Creating a more refined alert about missed backup interval

BrainWaveCC · March 31, 2021, 10:57pm

The current, default alert for warning that backups are not running, treats full and interval backups alike, for the most part.

I have an environment where large file backups (>500GB) are occurring over the WAN, and so full backups can exceed the default interval for alerting.

Incremental backups don’t generate an error, as they can complete in 5-20 minutes most times. But full backups across the WAN can take anywhere from 8 hours to 28 hours for specific systems. With backups scheduled every 4 hours, and the default of 3 missed intervals generating an alert email, some servers manage to generate one each time they come to execute their full backup.

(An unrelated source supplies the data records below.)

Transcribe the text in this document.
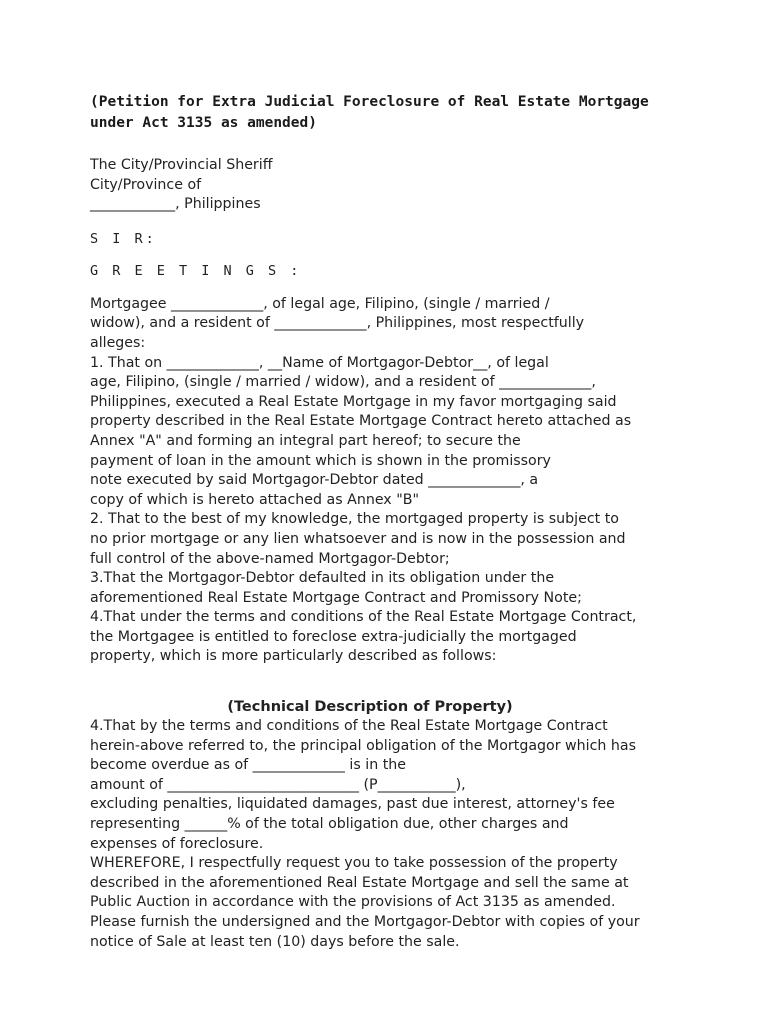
(Petition for Extra Judicial Foreclosure of Real Estate Mortgage under Act 3135 as amended)

The City/Provincial Sheriff
City/Province of
____________, Philippines

S I R:

G R E E T I N G S :

Mortgagee _____________, of legal age, Filipino, (single / married /
widow), and a resident of _____________, Philippines, most respectfully
alleges:
1. That on _____________, __Name of Mortgagor-Debtor__, of legal
age, Filipino, (single / married / widow), and a resident of _____________,
Philippines, executed a Real Estate Mortgage in my favor mortgaging said
property described in the Real Estate Mortgage Contract hereto attached as
Annex "A" and forming an integral part hereof; to secure the
payment of loan in the amount which is shown in the promissory
note executed by said Mortgagor-Debtor dated _____________, a
copy of which is hereto attached as Annex "B"
2. That to the best of my knowledge, the mortgaged property is subject to
no prior mortgage or any lien whatsoever and is now in the possession and
full control of the above-named Mortgagor-Debtor;
3.That the Mortgagor-Debtor defaulted in its obligation under the
aforementioned Real Estate Mortgage Contract and Promissory Note;
4.That under the terms and conditions of the Real Estate Mortgage Contract,
the Mortgagee is entitled to foreclose extra-judicially the mortgaged
property, which is more particularly described as follows:

(Technical Description of Property)

4.That by the terms and conditions of the Real Estate Mortgage Contract
herein-above referred to, the principal obligation of the Mortgagor which has
become overdue as of _____________ is in the
amount of ___________________________ (P___________),
excluding penalties, liquidated damages, past due interest, attorney's fee
representing ______% of the total obligation due, other charges and
expenses of foreclosure.
WHEREFORE, I respectfully request you to take possession of the property
described in the aforementioned Real Estate Mortgage and sell the same at
Public Auction in accordance with the provisions of Act 3135 as amended.
Please furnish the undersigned and the Mortgagor-Debtor with copies of your
notice of Sale at least ten (10) days before the sale.
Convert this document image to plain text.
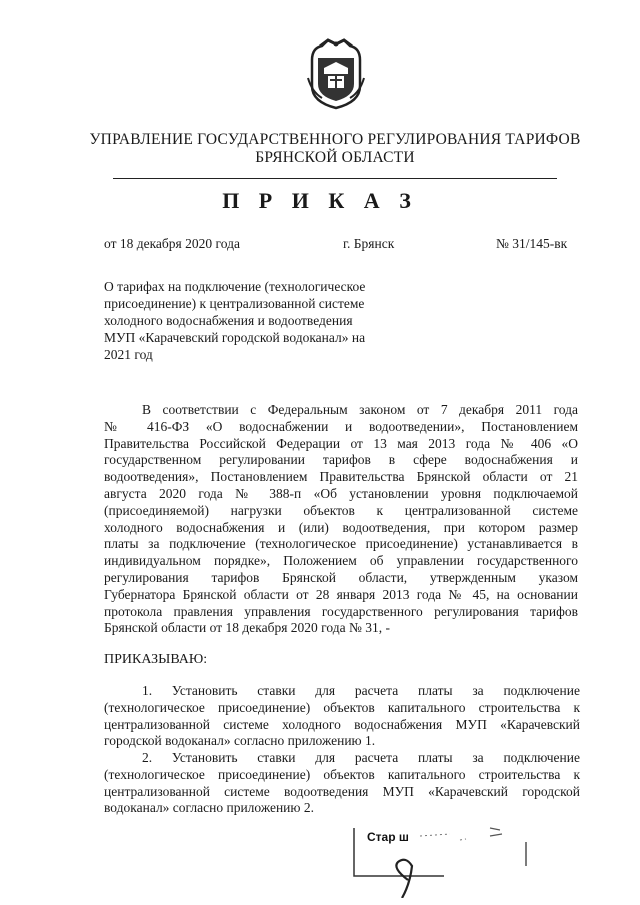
УПРАВЛЕНИЕ ГОСУДАРСТВЕННОГО РЕГУЛИРОВАНИЯ ТАРИФОВ
БРЯНСКОЙ ОБЛАСТИ
П Р И К А З
от 18 декабря 2020 года	г. Брянск	№ 31/145-вк
О тарифах на подключение (технологическое
присоединение) к централизованной системе
холодного водоснабжения и водоотведения
МУП «Карачевский городской водоканал» на
2021 год
В соответствии с Федеральным законом от 7 декабря 2011 года
№ 416-ФЗ «О водоснабжении и водоотведении», Постановлением
Правительства Российской Федерации от 13 мая 2013 года № 406 «О
государственном регулировании тарифов в сфере водоснабжения и
водоотведения», Постановлением Правительства Брянской области от 21
августа 2020 года № 388-п «Об установлении уровня подключаемой
(присоединяемой) нагрузки объектов к централизованной системе
холодного водоснабжения и (или) водоотведения, при котором размер
платы за подключение (технологическое присоединение) устанавливается в
индивидуальном порядке», Положением об управлении государственного
регулирования тарифов Брянской области, утвержденным указом
Губернатора Брянской области от 28 января 2013 года № 45, на основании
протокола правления управления государственного регулирования тарифов
Брянской области от 18 декабря 2020 года № 31, -
ПРИКАЗЫВАЮ:
1. Установить ставки для расчета платы за подключение
(технологическое присоединение) объектов капитального строительства к
централизованной системе холодного водоснабжения МУП «Карачевский
городской водоканал» согласно приложению 1.
2. Установить ставки для расчета платы за подключение
(технологическое присоединение) объектов капитального строительства к
централизованной системе водоотведения МУП «Карачевский городской
водоканал» согласно приложению 2.
Стар ш
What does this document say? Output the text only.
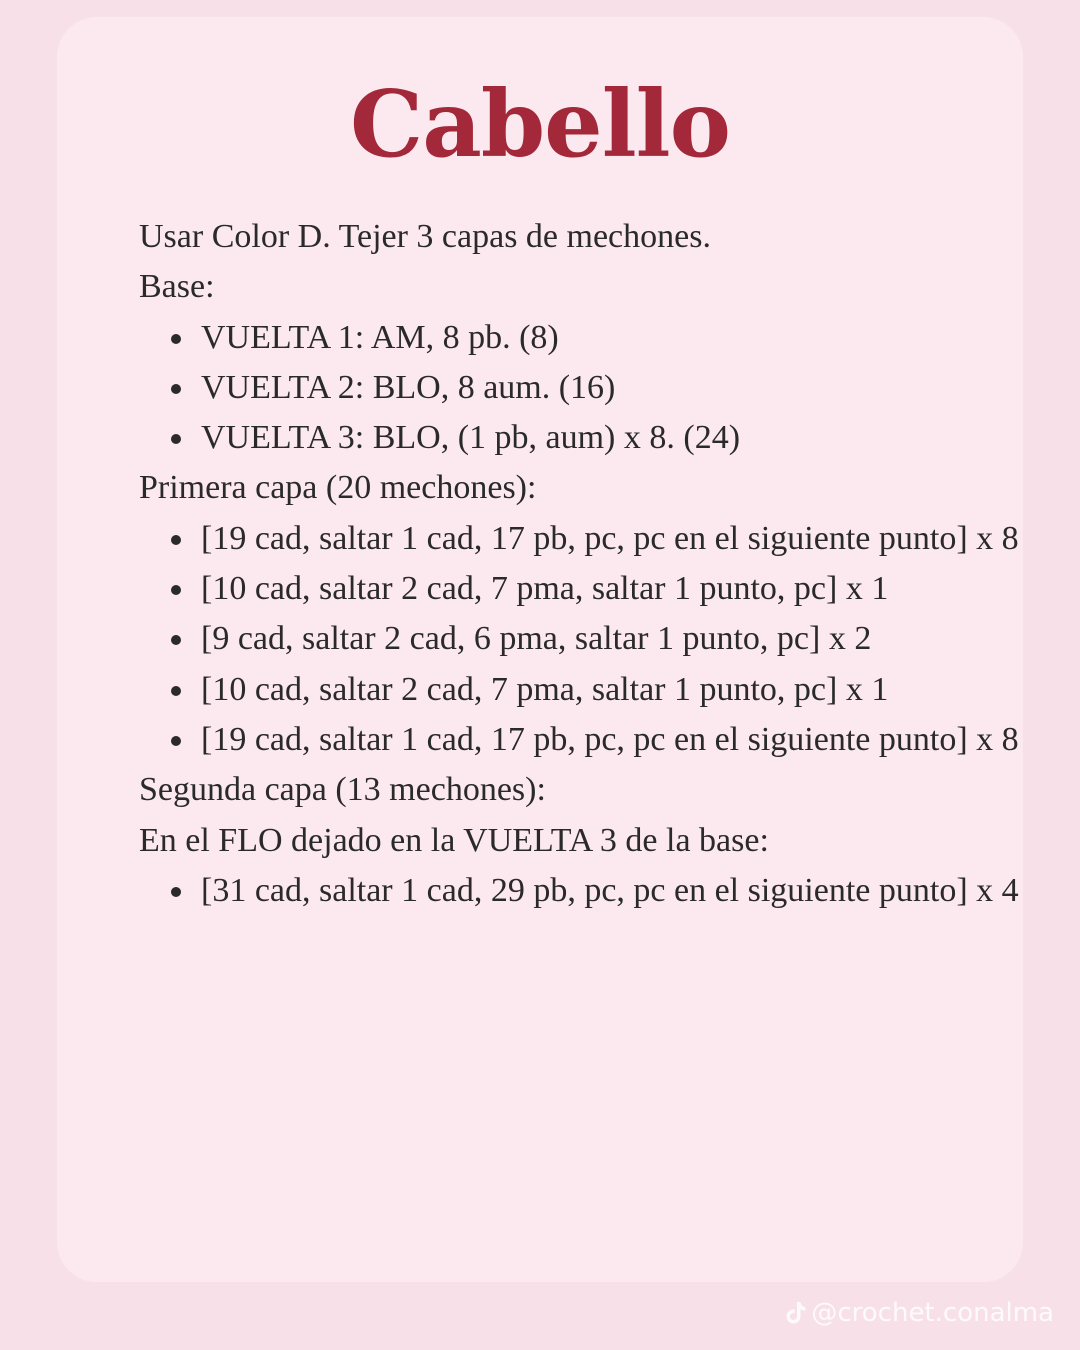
Cabello

Usar Color D. Tejer 3 capas de mechones.

Base:

VUELTA 1: AM, 8 pb. (8)
VUELTA 2: BLO, 8 aum. (16)
VUELTA 3: BLO, (1 pb, aum) x 8. (24)

Primera capa (20 mechones):

[19 cad, saltar 1 cad, 17 pb, pc, pc en el siguiente punto] x 8
[10 cad, saltar 2 cad, 7 pma, saltar 1 punto, pc] x 1
[9 cad, saltar 2 cad, 6 pma, saltar 1 punto, pc] x 2
[10 cad, saltar 2 cad, 7 pma, saltar 1 punto, pc] x 1
[19 cad, saltar 1 cad, 17 pb, pc, pc en el siguiente punto] x 8

Segunda capa (13 mechones):

En el FLO dejado en la VUELTA 3 de la base:

[31 cad, saltar 1 cad, 29 pb, pc, pc en el siguiente punto] x 4
@crochet.conalma
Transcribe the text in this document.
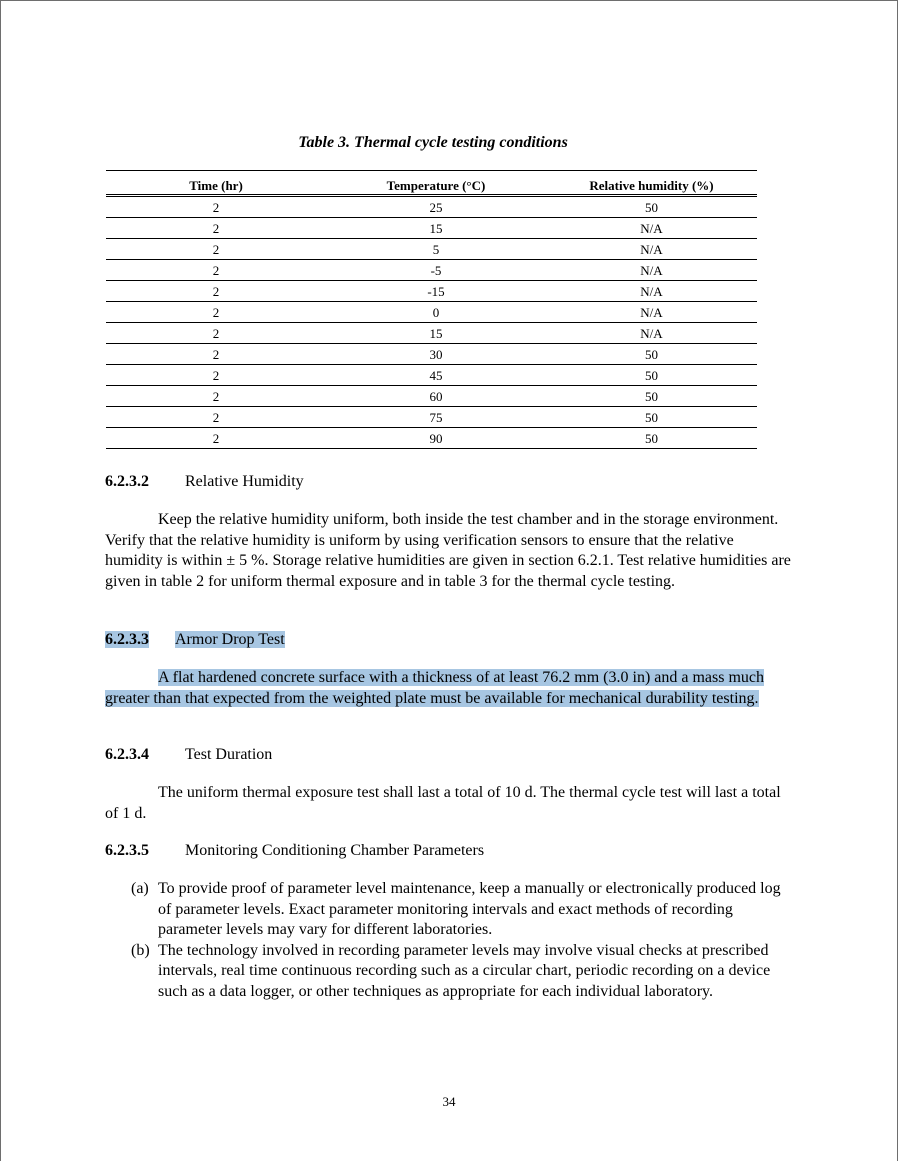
Table 3. Thermal cycle testing conditions
Time (hr)	Temperature (°C)	Relative humidity (%)
2	25	50
2	15	N/A
2	5	N/A
2	-5	N/A
2	-15	N/A
2	0	N/A
2	15	N/A
2	30	50
2	45	50
2	60	50
2	75	50
2	90	50
6.2.3.2 Relative Humidity

Keep the relative humidity uniform, both inside the test chamber and in the storage environment. Verify that the relative humidity is uniform by using verification sensors to ensure that the relative humidity is within ± 5 %. Storage relative humidities are given in section 6.2.1. Test relative humidities are given in table 2 for uniform thermal exposure and in table 3 for the thermal cycle testing.

6.2.3.3 Armor Drop Test

A flat hardened concrete surface with a thickness of at least 76.2 mm (3.0 in) and a mass much greater than that expected from the weighted plate must be available for mechanical durability testing.

6.2.3.4 Test Duration

The uniform thermal exposure test shall last a total of 10 d. The thermal cycle test will last a total of 1 d.

6.2.3.5 Monitoring Conditioning Chamber Parameters
(a) To provide proof of parameter level maintenance, keep a manually or electronically produced log of parameter levels. Exact parameter monitoring intervals and exact methods of recording parameter levels may vary for different laboratories.
(b) The technology involved in recording parameter levels may involve visual checks at prescribed intervals, real time continuous recording such as a circular chart, periodic recording on a device such as a data logger, or other techniques as appropriate for each individual laboratory.
34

It would be nice to not have an error generated if a backup is actually in progress when the interval criteria is met. Coupled with this, it would be great to have a separate warning that could be triggered if a backup JOB was taking too long.

I could increase the number of intervals, but this would result in a gap in visibility for normal scenarios that would more likely bite me. (e.g. changing the interval to 8, so that 32 hours could pass before an alert, but this would mean up to a day and a half of failed incremental backups in a non-full-backup situation, which is too much.)

Any suggestions on ways that I can refine the alerting? I looked at customizing the alerts, but without a way to ignore while a full backup job is running, it doesn’t look promising.

uroni · April 1, 2021, 5:19pm

Sounds like a good thing to fix. Will look into it.

BrainWaveCC · April 2, 2021, 2:47pm

Thanks @uroni